Since I don't use chemicals with residuals, I've been thinking about spraying twice. Early with 2,4-d ester or Weedmaster and later with Pasturegard. They would be spaced apart and sprayed such that the timing wouldn't preclude cutting the hay when it's ready.

Obviously the goal of spraying is to kill down weeds, but to also take advantage of any pre-emergent qualities of the herbicide to suppress summer annuals to the extent possible for a clean first cut.

You folks spray one and done or more than once?

What is your spring spraying regimen?

Thanks,

Bill


----------



## SCtrailrider (May 1, 2016)

Well Bill, Fescue here, I've been using Grazon P&D for several years now, I don't have any weeds to speak of. I started off early spring, around April me thinks and again early fall as needed. With the residuals it has worked good here, I have noticed I have a somewhat good stand of vetch in one field and it seems to be getting better, I would have thought the residuals would take it out but it hasn't yet...

One thing that did help me was my fields took me 2 yrs to recover them, plowed & plowed and plowed some more, so my seed bank has been used up a good bit..


----------



## qcfarms (Dec 14, 2014)

Regimen for my common bermuda is as follows:

Mid to late Feb-1 quart per acre of glysophate, symazine, and 2-4d

Early May-put down all the NPK called out by my soil test

Early June-cut Bermuda and once the field is clear of hay come back in with 1 quart per acre of 2-4D along with 8 oz per acre of Roundup Power Max (trying to suppress sandburs)

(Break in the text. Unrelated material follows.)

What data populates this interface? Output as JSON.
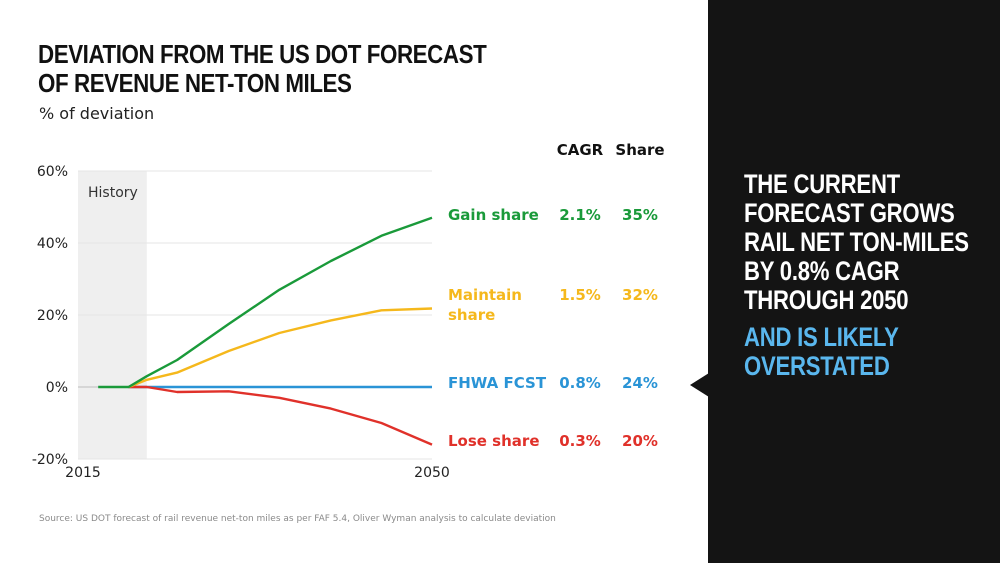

Depending on the rains I may top dress the Bermuda with another 100 lbs of N per acre. That gets me another cut in mid July then may again in September depending on rains.


----------



## FarmerCline (Oct 12, 2011)

For cool season grass hay I typically will use 2,4d or weedmaster in the spring(March) before first cutting if there are any broad leaf weeds. Sometime after first cutting in mid summer I might have to go back and spray again for the summer broadleaf weeds. The weed I have the most problem with in the summer is horsenettle so I will typically spray something like pasture guard or remedy which works much better than 2,4d or weedmaster on horsenettle and still won't have any long lasting residuals in the soil. In the past I have used grazon p&d and milestone but I quit using them because of the long lasting residuals in the soil that become a problem if I wanted to rotate those fields to soybeans or alfalfa.


----------